Methods: In forty-one eyes with high-risk proliferative diabetic retinopathy, intravitreal bevacizumab (1.25 mg/0.05 mL) before PRP (Plus group) or PRP alone (PRP group) was performed. Primary outcome measures were changes in best-corrected visual acuity and central macular thickness (CMT). Secondary outcome measures were the proportion of visual loss >/=0.1 logMAR, increase in CMT >/=50 mum, and eyes with development of vitreous hemorrhage.

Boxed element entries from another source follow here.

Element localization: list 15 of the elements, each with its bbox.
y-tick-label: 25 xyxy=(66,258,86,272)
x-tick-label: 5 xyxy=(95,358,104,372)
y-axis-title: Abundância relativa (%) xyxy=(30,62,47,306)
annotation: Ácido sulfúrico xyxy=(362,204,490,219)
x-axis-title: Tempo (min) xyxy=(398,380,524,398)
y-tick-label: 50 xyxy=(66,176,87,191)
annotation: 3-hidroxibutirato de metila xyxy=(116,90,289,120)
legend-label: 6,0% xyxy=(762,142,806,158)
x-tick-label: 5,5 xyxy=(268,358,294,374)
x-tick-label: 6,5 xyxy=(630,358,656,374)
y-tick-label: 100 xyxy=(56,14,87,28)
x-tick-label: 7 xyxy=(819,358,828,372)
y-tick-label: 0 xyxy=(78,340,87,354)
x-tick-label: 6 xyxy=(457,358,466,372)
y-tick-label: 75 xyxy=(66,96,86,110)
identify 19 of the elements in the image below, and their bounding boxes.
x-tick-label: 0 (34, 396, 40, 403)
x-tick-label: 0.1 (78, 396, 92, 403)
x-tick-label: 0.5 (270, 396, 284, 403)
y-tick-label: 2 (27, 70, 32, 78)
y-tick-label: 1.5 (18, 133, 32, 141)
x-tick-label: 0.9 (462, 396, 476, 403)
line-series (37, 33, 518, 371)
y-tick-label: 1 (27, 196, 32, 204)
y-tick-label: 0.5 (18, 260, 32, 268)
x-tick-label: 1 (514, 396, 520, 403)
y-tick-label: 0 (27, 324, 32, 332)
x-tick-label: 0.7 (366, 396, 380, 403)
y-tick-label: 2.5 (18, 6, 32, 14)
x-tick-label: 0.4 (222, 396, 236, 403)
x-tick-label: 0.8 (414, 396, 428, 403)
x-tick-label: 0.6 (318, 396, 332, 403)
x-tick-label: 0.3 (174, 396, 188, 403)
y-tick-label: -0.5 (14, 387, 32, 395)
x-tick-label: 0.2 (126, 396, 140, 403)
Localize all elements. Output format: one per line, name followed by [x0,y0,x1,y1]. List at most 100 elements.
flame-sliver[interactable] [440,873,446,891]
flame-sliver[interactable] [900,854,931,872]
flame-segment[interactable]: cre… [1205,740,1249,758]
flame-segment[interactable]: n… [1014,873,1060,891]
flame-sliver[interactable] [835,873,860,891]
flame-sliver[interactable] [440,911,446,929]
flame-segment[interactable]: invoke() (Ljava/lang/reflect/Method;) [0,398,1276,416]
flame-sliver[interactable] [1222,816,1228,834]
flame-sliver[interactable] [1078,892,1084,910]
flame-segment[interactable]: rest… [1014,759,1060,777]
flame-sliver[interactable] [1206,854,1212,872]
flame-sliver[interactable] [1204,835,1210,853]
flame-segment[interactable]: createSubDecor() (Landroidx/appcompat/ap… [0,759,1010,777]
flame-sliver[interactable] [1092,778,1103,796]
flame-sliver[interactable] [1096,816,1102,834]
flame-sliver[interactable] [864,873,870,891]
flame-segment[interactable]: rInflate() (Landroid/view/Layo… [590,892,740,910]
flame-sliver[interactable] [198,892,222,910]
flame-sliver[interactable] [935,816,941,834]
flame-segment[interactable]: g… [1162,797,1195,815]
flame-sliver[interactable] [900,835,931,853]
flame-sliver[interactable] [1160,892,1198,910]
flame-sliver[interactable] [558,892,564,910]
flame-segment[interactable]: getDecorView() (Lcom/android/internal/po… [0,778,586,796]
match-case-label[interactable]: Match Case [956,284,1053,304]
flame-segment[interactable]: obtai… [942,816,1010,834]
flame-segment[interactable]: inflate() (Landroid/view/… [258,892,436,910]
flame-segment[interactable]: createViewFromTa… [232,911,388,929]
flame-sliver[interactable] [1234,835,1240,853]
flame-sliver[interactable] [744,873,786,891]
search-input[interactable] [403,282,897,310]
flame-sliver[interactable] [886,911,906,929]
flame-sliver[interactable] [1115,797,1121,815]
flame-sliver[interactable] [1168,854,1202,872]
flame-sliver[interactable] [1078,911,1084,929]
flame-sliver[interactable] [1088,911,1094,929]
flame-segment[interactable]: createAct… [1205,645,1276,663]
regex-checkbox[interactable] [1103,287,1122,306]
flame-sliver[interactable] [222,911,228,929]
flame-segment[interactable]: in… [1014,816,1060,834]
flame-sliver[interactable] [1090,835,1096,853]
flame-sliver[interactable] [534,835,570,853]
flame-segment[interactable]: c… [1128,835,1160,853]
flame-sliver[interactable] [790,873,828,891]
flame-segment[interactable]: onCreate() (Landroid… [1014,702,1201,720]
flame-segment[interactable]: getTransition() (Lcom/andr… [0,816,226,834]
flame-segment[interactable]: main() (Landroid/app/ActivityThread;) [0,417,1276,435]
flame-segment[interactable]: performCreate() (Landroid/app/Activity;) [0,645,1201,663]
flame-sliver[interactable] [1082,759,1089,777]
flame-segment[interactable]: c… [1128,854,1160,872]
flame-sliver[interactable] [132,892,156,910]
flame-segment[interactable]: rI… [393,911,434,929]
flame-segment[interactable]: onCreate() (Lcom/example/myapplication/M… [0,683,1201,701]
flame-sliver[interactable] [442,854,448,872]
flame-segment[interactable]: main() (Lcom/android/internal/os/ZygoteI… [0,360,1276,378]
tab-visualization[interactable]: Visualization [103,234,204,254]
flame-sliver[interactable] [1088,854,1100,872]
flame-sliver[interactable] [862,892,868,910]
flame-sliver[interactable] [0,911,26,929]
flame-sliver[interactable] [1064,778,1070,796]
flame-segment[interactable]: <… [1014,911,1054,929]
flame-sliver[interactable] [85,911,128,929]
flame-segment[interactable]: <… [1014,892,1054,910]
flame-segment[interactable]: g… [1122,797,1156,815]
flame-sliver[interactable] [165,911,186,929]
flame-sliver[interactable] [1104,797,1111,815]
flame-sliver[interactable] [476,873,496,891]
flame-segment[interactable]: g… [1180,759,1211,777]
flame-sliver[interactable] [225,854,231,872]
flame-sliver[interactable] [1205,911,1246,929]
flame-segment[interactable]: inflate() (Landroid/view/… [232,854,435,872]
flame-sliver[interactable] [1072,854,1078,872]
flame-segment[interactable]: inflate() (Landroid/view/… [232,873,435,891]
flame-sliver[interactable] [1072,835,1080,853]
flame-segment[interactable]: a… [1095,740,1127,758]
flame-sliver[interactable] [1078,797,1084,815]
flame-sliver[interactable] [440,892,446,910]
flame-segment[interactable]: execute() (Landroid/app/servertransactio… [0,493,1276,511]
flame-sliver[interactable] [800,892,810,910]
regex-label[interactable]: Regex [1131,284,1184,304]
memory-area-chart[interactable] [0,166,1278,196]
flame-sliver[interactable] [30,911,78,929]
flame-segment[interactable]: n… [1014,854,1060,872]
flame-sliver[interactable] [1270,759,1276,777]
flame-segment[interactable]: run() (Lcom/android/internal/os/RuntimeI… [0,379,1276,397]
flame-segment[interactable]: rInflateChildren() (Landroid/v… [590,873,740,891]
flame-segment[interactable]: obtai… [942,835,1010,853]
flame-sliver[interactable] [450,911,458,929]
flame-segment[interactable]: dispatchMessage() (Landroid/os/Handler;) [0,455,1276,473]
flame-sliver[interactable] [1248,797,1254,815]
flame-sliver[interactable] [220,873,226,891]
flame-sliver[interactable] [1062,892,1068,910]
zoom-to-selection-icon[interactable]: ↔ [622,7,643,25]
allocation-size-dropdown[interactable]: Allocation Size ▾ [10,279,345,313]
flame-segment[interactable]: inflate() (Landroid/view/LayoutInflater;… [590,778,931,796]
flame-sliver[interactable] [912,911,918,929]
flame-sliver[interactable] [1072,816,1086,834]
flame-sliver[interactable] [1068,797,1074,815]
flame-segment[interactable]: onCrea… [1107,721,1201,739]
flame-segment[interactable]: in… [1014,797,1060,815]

Result: Best-corrected visual acuity was significantly worse at 3 months (P = 0.041) in the PRP group, whereas in the plus group, there was no significant change. Central macular thickness decreased significantly at 1 month and 3 months (P = 0.012, 0.008) in the Plus group, whereas in the PRP group, there was no significant change. In eyes with CSME, there was no significant change in best-corrected visual acuity in both groups. Central macular thickness decreased significantly at 1 month and 3 months (P = 0.003, 0.001) in the Plus group, whereas in the PRP group, there was no significant change. In eyes without CSME, best-corrected visual acuity was significantly worse at 1 month and 3 months (P = 0.047, 0.011) in the PRP group, whereas in the Plus group, there was no significant change. Central macular thickness was significantly worse at 1 month and 3 months (P = 0.004, 0.016) in the PRP group, whereas in the Plus group, there was no significant change. In eyes without CSME, the proportion of eyes with visual loss >/=0.1 logMAR at 1 month was significantly higher in the PRP group than in the Plus group (P = 0.020). The proportion of eyes with development of vitreous hemorrhage was significantly lower in the Plus group than in the PRP group (P = 0.023).
Conclusion: Intravitreal bevacizumab before PRP can be an effective adjunctive treatment to PRP in the treatment of high-risk proliferative diabetic retinopathy, especially if there is not CSME.